Konsekuensi dari durasi kerja yang panjang adalah kesulitan yang terjadi dalam membalikkan
blokade secara keseluruhan, khususnya pada pasien usia tua dan mereka yang menjalani
pembedahan abdomen. Menurut aturan umum, semakin poten obat pelumpuh otot
nondepolarisasinya, semakin panjang kecepatan onsetnya, namun potensi yang lebih besar
membutuhkan dosis yang lebih kecil, yang kemudian akan menurunkan pengantaran obat ke
NMJ.
Kemunculan obat kerja singkat dan kerja sedang meningkatkan penggunaan dosis awal.
Secara teoritis pemberian 10 – 15% dari dosis intubasi sebelum induksi akan membantu
penempatan cukup banyak reseptor sehingga paralisis akan cepat terjadi saat relaksans yang
seimbang diberikan. Penggunaan dosis awal dapat memberikan kondisi yang sesuai untuk
intubasi dalam waktu 60 detik pemberian rocuronium atau 90 detik setelah pemberian obat
nondepolarisasi kerja sedang lain.
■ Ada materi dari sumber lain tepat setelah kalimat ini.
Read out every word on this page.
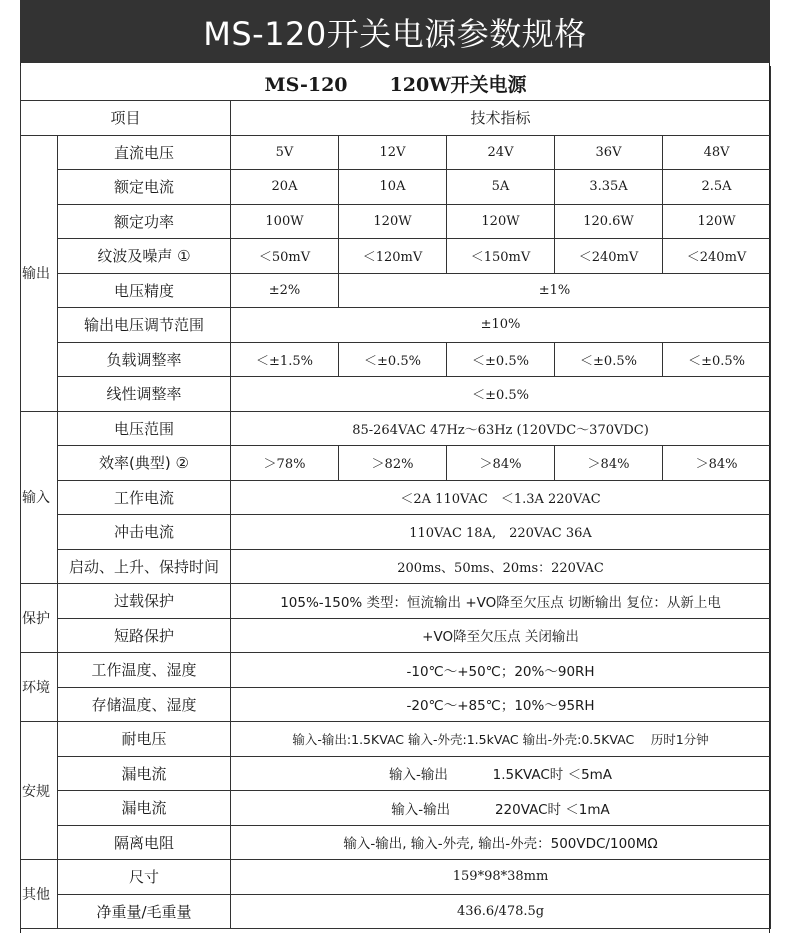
MS-120开关电源参数规格
MS-120 120W开关电源						
项目		技术指标				
输出	直流电压	5V	12V	24V	36V	48V
	额定电流	20A	10A	5A	3.35A	2.5A
	额定功率	100W	120W	120W	120.6W	120W
	纹波及噪声 ①	＜50mV	＜120mV	＜150mV	＜240mV	＜240mV
	电压精度	±2%	±1%			
	输出电压调节范围	±10%				
	负载调整率	＜±1.5%	＜±0.5%	＜±0.5%	＜±0.5%	＜±0.5%
	线性调整率	＜±0.5%				
输入	电压范围	85-264VAC 47Hz～63Hz (120VDC～370VDC)				
	效率(典型) ②	＞78%	＞82%	＞84%	＞84%	＞84%
	工作电流	＜2A 110VAC　＜1.3A 220VAC				
	冲击电流	110VAC 18A,　220VAC 36A				
	启动、上升、保持时间	200ms、50ms、20ms：220VAC				
保护	过载保护	105%-150% 类型：恒流输出 +VO降至欠压点 切断输出 复位：从新上电				
	短路保护	+VO降至欠压点 关闭输出				
环境	工作温度、湿度	-10℃～+50℃；20%～90RH				
	存储温度、湿度	-20℃～+85℃；10%～95RH				
安规	耐电压	输入-输出:1.5KVAC 输入-外壳:1.5kVAC 输出-外壳:0.5KVAC　 历时1分钟				
	漏电流	输入-输出　　　 1.5KVAC时 ＜5mA				
	漏电流	输入-输出　　　 220VAC时 ＜1mA				
	隔离电阻	输入-输出, 输入-外壳, 输出-外壳：500VDC/100MΩ				
其他	尺寸	159*98*38mm				
	净重量/毛重量	436.6/478.5g				
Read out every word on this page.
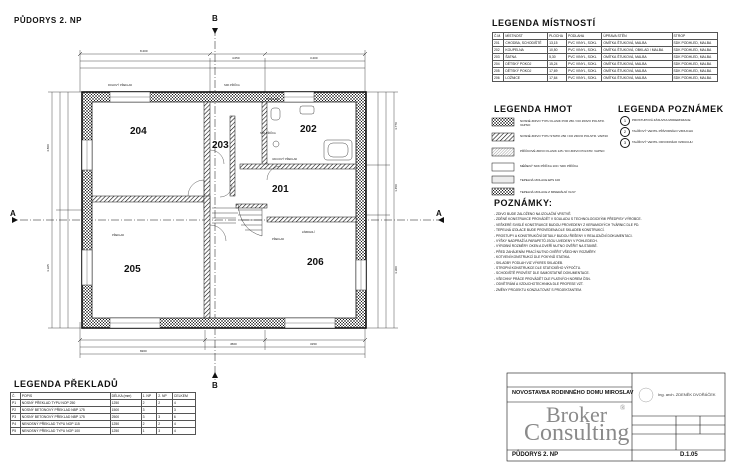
PŮDORYS 2. NP
ROHOVÝ PŘEKLAD	SDK PŘÍČKA
PODHLED
SDK PŘÍČKA
VAKUOVÝ PŘEKLAD
ZÁBRADLÍ
PŘEKLAD
PŘEKLAD
B
B
A	A
204
203
202
201
205
206
8.200
4.050	3.200
8200
4500	3150
4.860
3.325
3.770
1.450
3.300
LEGENDA MÍSTNOSTÍ
Č.M.	MÍSTNOST	PLOCHA	PODLAHA	ÚPRAVA STĚN	STROP
201	CHODBA, SCHODIŠTĚ	13,15	PVC VINYL, SOKL	OMÍTKA ŠTUKOVÁ, MALBA	SDK PODHLED, MALBA
202	KOUPELNA	10,50	PVC VINYL, SOKL	OMÍTKA ŠTUKOVÁ, OBKLAD / MALBA	SDK PODHLED, MALBA
203	ŠATNA	5,30	PVC VINYL, SOKL	OMÍTKA ŠTUKOVÁ, MALBA	SDK PODHLED, MALBA
204	DĚTSKÝ POKOJ	15,24	PVC VINYL, SOKL	OMÍTKA ŠTUKOVÁ, MALBA	SDK PODHLED, MALBA
205	DĚTSKÝ POKOJ	17,69	PVC VINYL, SOKL	OMÍTKA ŠTUKOVÁ, MALBA	SDK PODHLED, MALBA
206	LOŽNICE	17,64	PVC VINYL, SOKL	OMÍTKA ŠTUKOVÁ, MALBA	SDK PODHLED, MALBA
LEGENDA HMOT
NOSNÉ ZDIVO TYPU KLASIK POR 250 / DO ZDIVO POLSTR. VAPNO
NOSNÉ ZDIVO TYPU STATIK 250 / DO ZDIVO POLSTR. VAPNO
PŘÍČKOVÉ ZDIVO KLASIK 125 / DO ZDIVO POLSTR. VAPNO
MĚŘENÝ SDK PŘÍČKA 100 / SDK PŘÍČKA
TEPELNÁ IZOLACE EPS 100
TEPELNÁ IZOLACE Z MINERÁLNÍ VLNY
LEGENDA POZNÁMEK
1	PROSTUPOVÁ ZÁSUVKA MODERNIZACE
2	TALÍŘOVÝ VENTIL PŘÍVODNÍHO VZDUCHU
3	TALÍŘOVÝ VENTIL ODVODNÍHO VZDUCHU
POZNÁMKY:
- ZDIVO BUDE ZALOŽENO NA IZOLAČNÍ VRSTVĚ.
- ZDĚNÉ KONSTRUKCE PROVÁDĚT V SOULADU S TECHNOLOGICKÝMI PŘEDPISY VÝROBCE.
- VEŠKERÉ SVISLÉ KONSTRUKCE BUDOU PROVEDENY Z KERAMICKÝCH TVÁRNIC DLE PD.
- TEPELNÁ IZOLACE BUDE PROVEDENA DLE SKLADEB KONSTRUKCÍ.
- PROSTUPY A KONSTRUKČNÍ DETAILY BUDOU ŘEŠENY V REALIZAČNÍ DOKUMENTACI.
- VÝŠKY NADPRAŽÍ A PARAPETŮ JSOU UVEDENY V POHLEDECH.
- VÝROBNÍ ROZMĚRY OKEN A DVEŘÍ NUTNO OVĚŘIT NA STAVBĚ.
- PŘED ZAHÁJENÍM PRACÍ NUTNO OVĚŘIT VŠECHNY ROZMĚRY.
- KOTVENÍ KONSTRUKCÍ DLE POKYNŮ STATIKA.
- SKLADBY PODLAH VIZ VÝKRES SKLADEB.
- STROPNÍ KONSTRUKCE DLE STATICKÉHO VÝPOČTU.
- SCHODIŠTĚ PROVÉST DLE SAMOSTATNÉ DOKUMENTACE.
- VŠECHNY PRÁCE PROVÁDĚT DLE PLATNÝCH NOREM ČSN.
- ODVĚTRÁNÍ A VZDUCHOTECHNIKA DLE PROFESE VZT.
- ZMĚNY PROJEKTU KONZULTOVAT S PROJEKTANTEM.
LEGENDA PŘEKLADŮ
Č.	POPIS	DÉLKA (mm)	1. NP	2. NP	CELKEM
P1	NOSNÝ PŘEKLAD TYPU NOP 250	1250	2	2	4
P2	NOSNÝ BETONOVÝ PŘEKLAD NBP 175	1500	3		3
P3	NOSNÝ BETONOVÝ PŘEKLAD NBP 175	2500	3	3	6
P4	NENOSNÝ PŘEKLAD TYPU NOP 115	1250	2	2	4
P5	NENOSNÝ PŘEKLAD TYPU NOP 100	1250	1	3	4
NOVOSTAVBA RODINNÉHO DOMU MIROSLAV	Ing. arch. ZDENĚK DVOŘÁČEK
PŮDORYS 2. NP	D.1.05
Broker ®
Consulting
Dosis awal biasanya tidak mencapai paralisis yang signifikan
secara klinis, yang membutuhkan sekitar 75 – 80% reseptor yang terblok (batas aman saraf –
otot).
Untuk mencegah fasikulasi dapat diberikan 10-15% dosis intubasi obat pelumpuh otot
nondepolarisasi 5 menit sebelum pemberian suksinilkolin. Meskipun sebagian besar obat
nondepolarisasi dapat digunakan untuk tujuan ini, tubocurarine dan rocuronium adalah yang
18
paling baik efikasinya. Karena terdapat antagonisme antara sebagian besar obat nondepolarisasi
dengan fase I blok, dosis suksinilkolin yang berikutnya harus dinaikkan menjadi 1,5 mg/kgBB.
Setelah intubasi, paralisis otot diperlukan untuk membantu proses pembedahan,
misalnya pada operasi abdomen, atau dalam manajemen anestesi misal dalam mengendalikan
ventilasi. Variabilitas antara pasien dalam respons terhadap dosis obat pelumpuh otot tidak dapat
ditekankan secara berlebihan. Monitoring fungsi saraf-otot dengan stimulator saraf membantu
mencegah dosis yang berlebihan atau dosis yang kurang dan juga mencegah paralisis otot yang
serius dalam ruang pemulihan. Dosis rumatan dengan bolus intermiten atau infus kontinu harus
dipandu dengan stimulator saraf dan tanda-tanda klinis (usaha pernapasan spontan atau
pergerakan).
Agen-agen volatil menurunkan kebutuhan dosis obat nondepolarisasi sampai sekitar 15%.
Tingkat augmentasi postsinaptik bergantung pada anestesi inhalasi (desfluran > sevofluran >
isofluran dan enfluran > halotan > N2O/O2/narkotik) dan obat pelumpuh otot yang dipakai
(pancuronium > vecuronium dan atracurium).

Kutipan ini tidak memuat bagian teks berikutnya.